Manage PUPM Disconnected Privileged Accounts

Document ID : KB000049708
Last Modified Date : 14/02/2018
Show Technical Document Details

Description:

A disconnected privileged account is an account that PUPM does not manage. To manage the passwords for these accounts you can create a privileged access role "Target System Manager". Users that are assigned with this role must manually reset the passwords for the appropriate privileged accounts. Each time a privileged account is checked out or checked in, a notification can automatically be triggered to notify the role members that the account was used and the password must be changed.

Solution:

Follow these steps:

  1. Log into CA Access Control Enterprise Management as a user with administrative privileges.

  2. Go to Users and Roles, Roles, Privileged Access Roles and select Create Role.

  3. Select the Create a Copy of a role option.

  4. Search for the PUPM Target System Manager role.

  5. Leave the following tasks:

    • Manual Password Reset

    • Show Previous Account Passwords

    • View Endpoint

    • View Privileged Account

    • Force Check-In

    • Endpoint Password Restore Point

  6. Specify the appropriate members rule, as follows:

    Member Rule: "Users where MemberOf = "AD GROUP"
    Scope Rules: "Endpoint where CUSTOM1_INFO contains STRATUS ACCOUNTS"
    "Privileged Account where Disconnected System = True" AND "CUSTOM1_INFO contains STRATUS ACCOUNTS"

  7. Save the role.

Email Notifications

By default PUPM does not trigger an email notification when a privileged account is checked in. That option must be enabled in the Access Control Management Console.

  1. Create a new email templatefor the CheckInAccountPasswordEvent.

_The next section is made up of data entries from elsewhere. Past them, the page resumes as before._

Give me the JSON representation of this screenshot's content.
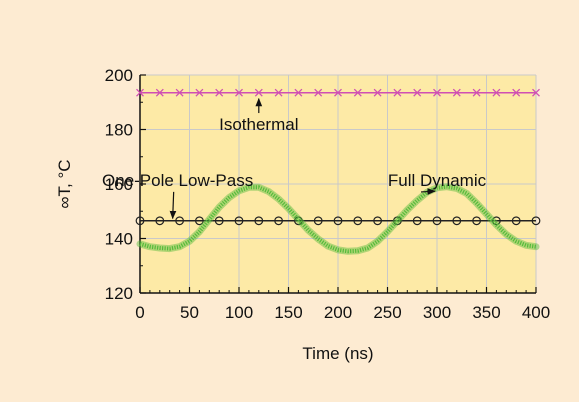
{
  "chart_data": {
    "type": "line",
    "xlabel": "Time (ns)",
    "ylabel": "∞T, °C",
    "xlim": [
      0,
      400
    ],
    "ylim": [
      120,
      200
    ],
    "x_ticks": [
      "0",
      "50",
      "100",
      "150",
      "200",
      "250",
      "300",
      "350",
      "400"
    ],
    "y_ticks": [
      "120",
      "140",
      "160",
      "180",
      "200"
    ],
    "grid": true,
    "legend": "none",
    "colors": {
      "page_background": "#fdebd2",
      "plot_background": "#fdeaa6",
      "grid": "#c9c9c9",
      "isothermal": "#d04fb3",
      "one_pole": "#222222",
      "full_dynamic": "#55bb3a"
    },
    "series": [
      {
        "name": "Isothermal",
        "marker": "x",
        "x": [
          0,
          20,
          40,
          60,
          80,
          100,
          120,
          140,
          160,
          180,
          200,
          220,
          240,
          260,
          280,
          300,
          320,
          340,
          360,
          380,
          400
        ],
        "values": [
          193.5,
          193.5,
          193.5,
          193.5,
          193.5,
          193.5,
          193.5,
          193.5,
          193.5,
          193.5,
          193.5,
          193.5,
          193.5,
          193.5,
          193.5,
          193.5,
          193.5,
          193.5,
          193.5,
          193.5,
          193.5
        ]
      },
      {
        "name": "One-Pole Low-Pass",
        "marker": "circle",
        "x": [
          0,
          20,
          40,
          60,
          80,
          100,
          120,
          140,
          160,
          180,
          200,
          220,
          240,
          260,
          280,
          300,
          320,
          340,
          360,
          380,
          400
        ],
        "values": [
          146.5,
          146.5,
          146.5,
          146.5,
          146.5,
          146.5,
          146.5,
          146.5,
          146.5,
          146.5,
          146.5,
          146.5,
          146.5,
          146.5,
          146.5,
          146.5,
          146.5,
          146.5,
          146.5,
          146.5,
          146.5
        ]
      },
      {
        "name": "Full Dynamic",
        "marker": "none",
        "x": [
          0,
          10,
          20,
          30,
          40,
          50,
          60,
          70,
          80,
          90,
          100,
          110,
          120,
          130,
          140,
          150,
          160,
          170,
          180,
          190,
          200,
          210,
          220,
          230,
          240,
          250,
          260,
          270,
          280,
          290,
          300,
          310,
          320,
          330,
          340,
          350,
          360,
          370,
          380,
          390,
          400
        ],
        "values": [
          138,
          137,
          136.5,
          136.3,
          137,
          139,
          142.5,
          147,
          151.5,
          155,
          157.5,
          158.8,
          158.8,
          157.2,
          154.5,
          151,
          147,
          143,
          139.8,
          137.2,
          135.8,
          135.3,
          135.5,
          136.5,
          139,
          142.5,
          146.5,
          150.5,
          154,
          157,
          158.6,
          159,
          158.4,
          156.5,
          153,
          149,
          145,
          141.5,
          139,
          137.5,
          137
        ]
      }
    ],
    "annotations": [
      {
        "text": "Isothermal",
        "x": 120,
        "y": 182,
        "arrow_to": [
          120,
          193.5
        ]
      },
      {
        "text": "One-Pole Low-Pass",
        "x": 38,
        "y": 161.5,
        "arrow_to": [
          33,
          147
        ]
      },
      {
        "text": "Full Dynamic",
        "x": 300,
        "y": 161.5,
        "arrow_to": [
          298,
          157
        ]
      }
    ]
  }
}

Place The template in the following directory:

    JBOss_HOME\server\default\deploy\IdentityMinder.ear\custom\emailTemplates\default\completed\CheckInAccountPasswordEvent.tmpl

Following is an example of the email template:

<!-- Define the E-mail Properties --->
<%
   _to = _util.getNotifiers("ADMIN"); 
   _cc = "" ;
   _bcc = "" ;   
   if(_eventContextInformation.getPrimaryObjectAttribute("DISCONNECTED_SYSTEM", "") == "true" ){         
      _to = "_eventContextInformation.getPrimaryObjectAttribute("CUSTOM2_FIELD", "") + ?@mydomain.com?;
     }
 
   _subject = "Password for privileged account " + _eventContextInformation.getPrimaryObjectName() + " was checked back in";
%>
<!--- Start of Body --->
<html>
<head>
<meta http-equiv="Content-Type" content="text/html;charset=UTF-8">
</head>

<body text="Navy"> <br>Endpoint Type: <b><%=_eventContextInformation.getPrimaryObjectAttribute("NAMESPACE", "")%></b> <br>Endpoint Name: <b><%=_eventContextInformation.getPrimaryObjectAttribute("ENDPOINT_NAME", "")%></b> <br>Container: <b><%=_eventContextInformation.getPrimaryObjectAttribute("CONTAINER", "")%></b> <br>Account Name: <b><%=_eventContextInformation.getPrimaryObjectAttribute("ACCOUNT_NAME", "")%></b> <br>Disconnected System: <b><%=_eventContextInformation.getPrimaryObjectAttribute("DISCONNECTED_SYSTEM", "")%></b> <br>Account Group: <b><%=_eventContextInformation.getPrimaryObjectAttribute("DEPARTMENT_INFO", "")%></b> <br>Password Resetter Team: <b><%=_eventContextInformation.getPrimaryObjectAttribute("CUSTOM3_INFO", "")%></b> <br>Account Owner: <b><%=_eventContextInformation.getPrimaryObjectAttribute("OWNER_INFO", "")%></b>

<p class=MsoNormal> <font size=2 face=Arial> <span style='font-size:10.0pt;font-family:Arial'> <a href="https://acentm.com/iam/ac">Login here to manual reset the password<o:p></o:p></span> </font> </p>

</body> </html>

Note: The attributes specified for =_eventContextInformation.getPrimaryObjectAttribute match the field names used in the feeder.